Before the reduction, Lin Hao's shareholding ratio was 48.29%, only 20.8% by the end of 2020.
However, Lin Hao's plan on October 20, 2020 is to reduce 80.6102 million shares with no more than 5.56% of the total share capital. Due to the continuous decline of beixinyuan's share price during the period, it decided to terminate the reduction plan in advance on March 9, 2021. At this time, its stock reduction plan accounting for about 2.8% was not implemented.
In addition to Lin Hao, directors and senior executives of beixinyuan, such as Hu Jianbin, Yang Wei and Gao Xi, have also reduced their holdings to varying degrees.
However, what makes the market more worried than the reduction of cash is that beixinyuan has frequently replaced the annual review institutions.
In 2019, the audit institution of beixinyuan will be changed from Ruihua to Grant Thornton; On March 20, this year, near the disclosure of the annual report, beixinyuan changed its annual review agency to ZTE financial Guanghua, with a one-year Employment term.
The reason given by beixinyuan is that due to the busy business of Grant Thornton, it is expected that it can not complete the audit work within the agreed time, and claims that there is no significant difference between the audit work arrangement and Grant Thornton, and there are no controversial issues such as limited audit scope and different opinions on accounting treatment of major events.
"It is up to the management to decide whether to renew or replace the annual review institution this year." The above-mentioned beixinyuan related people told the reporter of the 21st century economic report.
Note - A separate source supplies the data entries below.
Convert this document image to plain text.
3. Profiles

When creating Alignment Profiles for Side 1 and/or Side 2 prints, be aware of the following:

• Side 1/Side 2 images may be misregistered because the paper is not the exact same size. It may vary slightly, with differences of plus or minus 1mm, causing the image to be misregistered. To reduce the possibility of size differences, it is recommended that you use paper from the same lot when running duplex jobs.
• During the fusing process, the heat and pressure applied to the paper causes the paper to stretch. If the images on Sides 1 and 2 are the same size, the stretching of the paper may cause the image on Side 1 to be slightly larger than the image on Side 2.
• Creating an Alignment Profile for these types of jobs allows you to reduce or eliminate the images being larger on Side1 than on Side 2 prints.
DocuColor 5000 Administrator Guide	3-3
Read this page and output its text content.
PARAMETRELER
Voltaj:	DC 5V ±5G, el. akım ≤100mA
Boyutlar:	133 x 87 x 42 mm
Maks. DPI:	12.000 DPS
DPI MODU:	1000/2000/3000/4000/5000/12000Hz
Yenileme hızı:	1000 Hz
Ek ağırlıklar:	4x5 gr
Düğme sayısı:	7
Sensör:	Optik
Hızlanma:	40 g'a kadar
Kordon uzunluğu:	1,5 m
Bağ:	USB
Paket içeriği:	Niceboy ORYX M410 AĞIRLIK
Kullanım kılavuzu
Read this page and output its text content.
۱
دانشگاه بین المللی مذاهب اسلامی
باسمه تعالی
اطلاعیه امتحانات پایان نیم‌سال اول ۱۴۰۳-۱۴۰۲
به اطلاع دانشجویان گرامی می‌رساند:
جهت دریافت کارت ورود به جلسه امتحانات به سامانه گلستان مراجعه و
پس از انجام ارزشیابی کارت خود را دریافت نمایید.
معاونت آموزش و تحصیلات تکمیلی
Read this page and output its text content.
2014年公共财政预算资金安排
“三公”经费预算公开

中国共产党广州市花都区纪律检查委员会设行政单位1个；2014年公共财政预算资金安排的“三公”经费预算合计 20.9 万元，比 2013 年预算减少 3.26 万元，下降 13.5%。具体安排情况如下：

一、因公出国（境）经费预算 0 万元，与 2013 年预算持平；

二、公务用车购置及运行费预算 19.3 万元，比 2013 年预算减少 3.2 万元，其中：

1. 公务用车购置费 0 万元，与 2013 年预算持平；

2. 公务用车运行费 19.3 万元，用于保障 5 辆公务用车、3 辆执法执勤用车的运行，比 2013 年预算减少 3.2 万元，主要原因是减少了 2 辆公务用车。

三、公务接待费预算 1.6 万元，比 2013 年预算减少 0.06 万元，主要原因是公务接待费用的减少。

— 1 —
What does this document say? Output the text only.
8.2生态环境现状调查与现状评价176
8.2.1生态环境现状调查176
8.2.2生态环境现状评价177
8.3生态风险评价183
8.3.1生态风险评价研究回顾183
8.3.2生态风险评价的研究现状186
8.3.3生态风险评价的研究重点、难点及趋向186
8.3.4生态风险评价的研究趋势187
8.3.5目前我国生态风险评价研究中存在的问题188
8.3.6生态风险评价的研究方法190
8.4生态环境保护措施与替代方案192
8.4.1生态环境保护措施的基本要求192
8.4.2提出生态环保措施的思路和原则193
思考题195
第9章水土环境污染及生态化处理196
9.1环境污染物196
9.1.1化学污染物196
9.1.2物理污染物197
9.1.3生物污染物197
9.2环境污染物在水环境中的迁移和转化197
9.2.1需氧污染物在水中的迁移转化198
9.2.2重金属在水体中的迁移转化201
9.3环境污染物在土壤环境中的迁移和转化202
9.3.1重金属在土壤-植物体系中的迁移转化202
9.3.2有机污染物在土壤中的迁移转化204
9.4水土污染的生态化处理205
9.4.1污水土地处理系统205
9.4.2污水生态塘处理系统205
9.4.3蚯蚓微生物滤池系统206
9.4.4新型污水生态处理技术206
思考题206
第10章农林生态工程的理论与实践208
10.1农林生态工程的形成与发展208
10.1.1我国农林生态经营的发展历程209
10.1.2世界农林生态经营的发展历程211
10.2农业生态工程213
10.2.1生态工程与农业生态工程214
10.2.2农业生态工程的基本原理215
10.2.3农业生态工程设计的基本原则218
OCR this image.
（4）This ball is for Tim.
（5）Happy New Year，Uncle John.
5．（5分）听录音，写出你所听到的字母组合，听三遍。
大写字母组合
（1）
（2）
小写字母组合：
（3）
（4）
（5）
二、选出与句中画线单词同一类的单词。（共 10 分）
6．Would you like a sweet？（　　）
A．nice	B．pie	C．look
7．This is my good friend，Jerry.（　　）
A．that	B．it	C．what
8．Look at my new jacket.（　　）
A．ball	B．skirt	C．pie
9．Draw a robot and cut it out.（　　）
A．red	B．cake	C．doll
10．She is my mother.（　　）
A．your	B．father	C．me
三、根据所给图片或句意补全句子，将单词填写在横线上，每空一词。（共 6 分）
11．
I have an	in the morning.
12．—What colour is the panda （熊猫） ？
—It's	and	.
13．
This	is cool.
The resignation time of directors and secretaries of beixinyuan is in the key period of annual report audit preparation.
In January 2019, Li Xu, deputy general manager and Secretary of the board of directors of beixinyuan, resigned. In February 2021, Xu Wenfeng, deputy general manager and Secretary of the board, also left beixinyuan.
Coincidentally, two CFOs of beixinyuan also left their posts. Yan Huitian and Deng Huaming resigned in May 2014 and June 2020 respectively.
Since beixinyuan was listed, the net cash of operating activities that has never been "normalized" has even changed from - 19311300 yuan at the end of last year to - 170 million yuan in the first half of this year, and its asset liability ratio is also increasing year by year, from 7.16% in 2016 to 30.56% in the first half of 2021.
As a result, beixinyuan's total liabilities in the first half of this year reached 976 million yuan, including 938 million yuan of current liabilities, which, together with the rising inventory and accounts receivable, constitute three major doubts.